Светлый фон

– Ты, говорит, болтал, что я малахольный? Думаешь, забоялся? Сейчас, говорит, сам получишь! Вздую так, даже папка не узнает!

– А оттнир?

– Говорит, сей же миг раскровавлю губешки! На ветру захлопают, будто паруса!

Мальчишки сцепились. Биться холодно, расчетливо еще не умели, мутузили друг друга размашисто, пригнув головы. Сразу разбили друг другу носы, и пыхтели, выбивая пыль. Из Бреускевича вырастет славный боец. Мальчишка будто не замечал разбитых губ и носа, шел вперед, ровно упрямый бычок. Гусек, видать, тоже побывал в драках, стоит не падает, но три лишних года свое все равно возьмут. И вдруг страшный хохот прилетел с вершины скалы, – густой, хриплый, зловещий. Вои задрали головы, стиснули рукояти мечей, напряглись, готовые махом обнажить клинки. И только маленькие поединщики ничего не слышали и не замечали кругом. На короткий миг ветрище разметал облачную шапку на вершине, и всем показалось, будто на скале стоит огромный человек и бросает вниз оглушительный смех. Дружинные похолодели, теснее сдвинулись, не разбирая – свой или чужой. Крепкое плечо – всегда крепкое плечо. Скальная макушка снова закрылась облачной шапкой, а из-за туманной пелены все падал вниз хриплый, зловещий смех. Вои опустили головы, глядели на поединок, но краем глаза косились наверх. Чудеса! Одно слово – Злобожья скала!

Повалил-таки оттнир Гуська. Три года – не шутка! Бреускевич прожил на белом свете на треть больше, чем соперник. Гусек пыхтел, пытался сбросить оттнира, да тщетно. Дружина Бреуске радостно завозилась, возгласы торжества взлетели в небо, оттниры подзуживали своего, подбадривали.
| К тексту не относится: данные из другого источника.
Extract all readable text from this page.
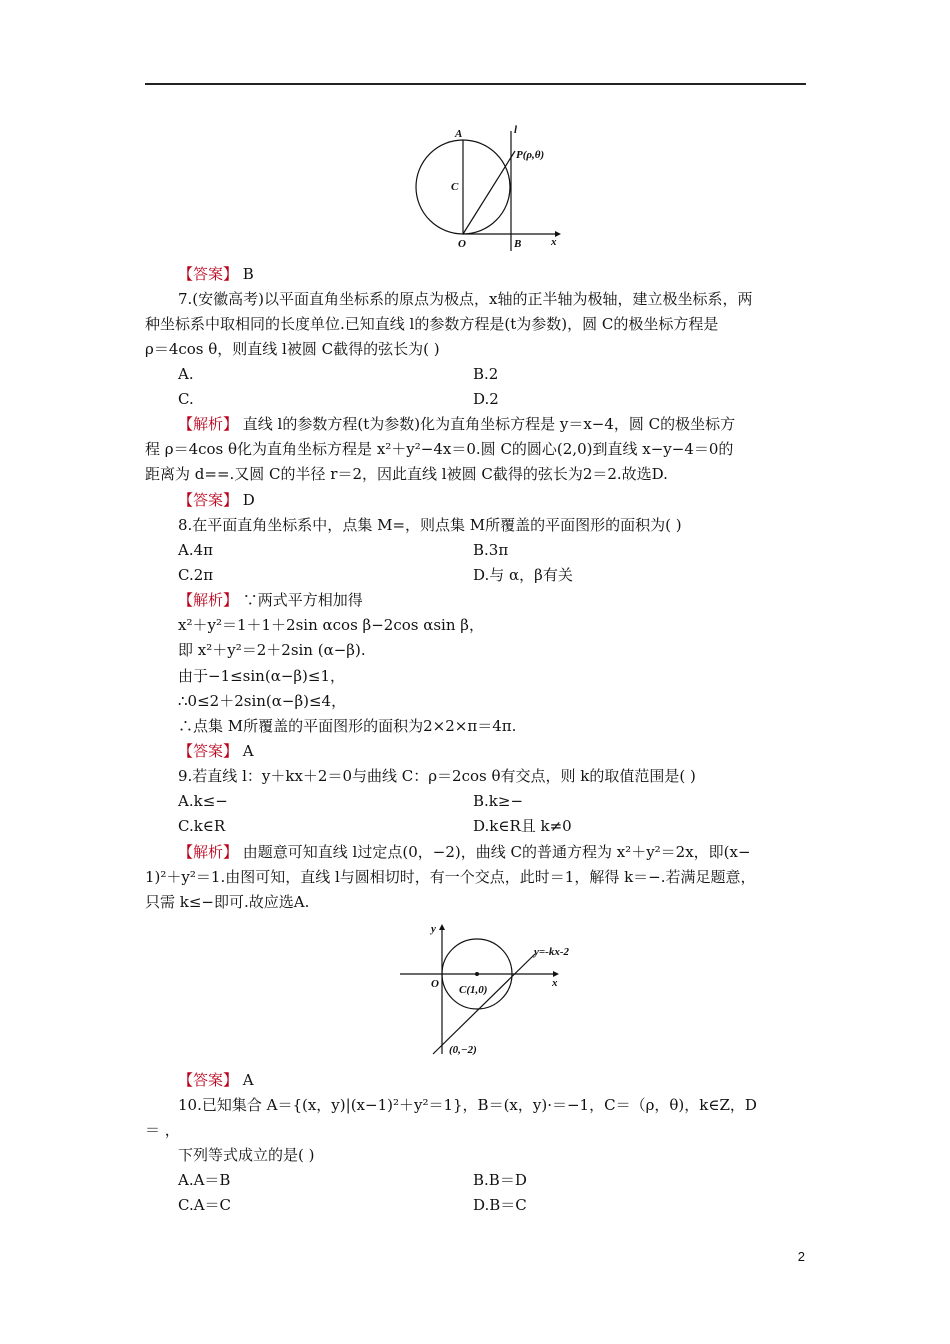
A	l
P(ρ,θ)
C
O	B	x
【答案】 B
7.(安徽高考)以平面直角坐标系的原点为极点，x轴的正半轴为极轴，建立极坐标系，两
种坐标系中取相同的长度单位.已知直线 l的参数方程是(t为参数)，圆 C的极坐标方程是
ρ＝4cos θ，则直线 l被圆 C截得的弦长为( )
A.	B.2
C.	D.2
【解析】 直线 l的参数方程(t为参数)化为直角坐标方程是 y＝x−4，圆 C的极坐标方
程 ρ＝4cos θ化为直角坐标方程是 x²＋y²−4x＝0.圆 C的圆心(2,0)到直线 x−y−4＝0的
距离为 d==.又圆 C的半径 r＝2，因此直线 l被圆 C截得的弦长为2＝2.故选D.
【答案】 D
8.在平面直角坐标系中，点集 M=，则点集 M所覆盖的平面图形的面积为( )
A.4π	B.3π
C.2π	D.与 α，β有关
【解析】 ∵两式平方相加得
x²＋y²＝1＋1＋2sin αcos β−2cos αsin β，
即 x²＋y²＝2＋2sin (α−β).
由于−1≤sin(α−β)≤1，
∴0≤2＋2sin(α−β)≤4，
∴点集 M所覆盖的平面图形的面积为2×2×π＝4π.
【答案】 A
9.若直线 l：y＋kx＋2＝0与曲线 C：ρ＝2cos θ有交点，则 k的取值范围是( )
A.k≤−	B.k≥−
C.k∈R	D.k∈R且 k≠0
【解析】 由题意可知直线 l过定点(0，−2)，曲线 C的普通方程为 x²＋y²＝2x，即(x−
1)²＋y²＝1.由图可知，直线 l与圆相切时，有一个交点，此时＝1，解得 k＝−.若满足题意，
只需 k≤−即可.故应选A.
y
y=-kx-2
O C(1,0)
x
(0,−2)
【答案】 A
10.已知集合 A＝{(x，y)|(x−1)²＋y²＝1}，B＝(x，y)·＝−1，C＝（ρ，θ)，k∈Z，D
＝ ，
下列等式成立的是( )
A.A＝B	B.B＝D
C.A＝C	D.B＝C
2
Бояны мрачно стиснули рукояти мечей, кусали губы, поглядывали на Безрода, но Сивый не отрывал глаз от маленьких поединщиков и даже разу лишнего не вздохнул. Гуська не стало видно под оттниром, досталось обоим, но мальчишки держались, не плакали. И в рокоте зловещего смеха, что падал из-под облачной шапки, вдруг захлопали в воздухе крылья. Откуда-то сверху, со скалы, будто снег на голову в середине лета, в круг опустился большой серый гусь. Гусак, шипя, подскочил к мальчишкам и, для пущего устрашения расправив крылья, ущипнул оттнира в оттопыренный зад. Мальчишка взвизгнул, его снесло с Гуська ровно ураганом. Подскочил и Гусек, сам порядком потрепанный, и вдвоем они вынудили Бреускевича отступить за спину отцу. Гусек махал кулаками, гусь шипел и щипался, маленький оттнир не успевал на две стороны – и, в конце концов, спрятался за отца.

Бреуске побелел от злости, ухватился за рукоять меча, – дескать, откуда взялся этот гусь, но, поймав холодный взгляд Безрода, овладел собой. Оттниры поначалу опешили, а потом зло загудели, будто разъяренный пчелиный рой, мечи поползли из ножен, а секиры – из петель. Бреуске гневно прикрикнул на дружину, и оружие вернулось на место. Безрод выступил вперед, кивнул Воротку, и тот мигом подхватил на руки Гуська, полумертвого от усталости. Гусь кинулся на Безрода, и Сивый сам подставил руку, а когда гусак ухватил клювом жесткую ладонь, мигом поймал птицу за шею. Гусак захлопал крыльями, забился, но Безрод лишь крепче прижал серого к себе. Унд оттниров подошел к Безроду. Бреуске с трудом держал гнев в узде.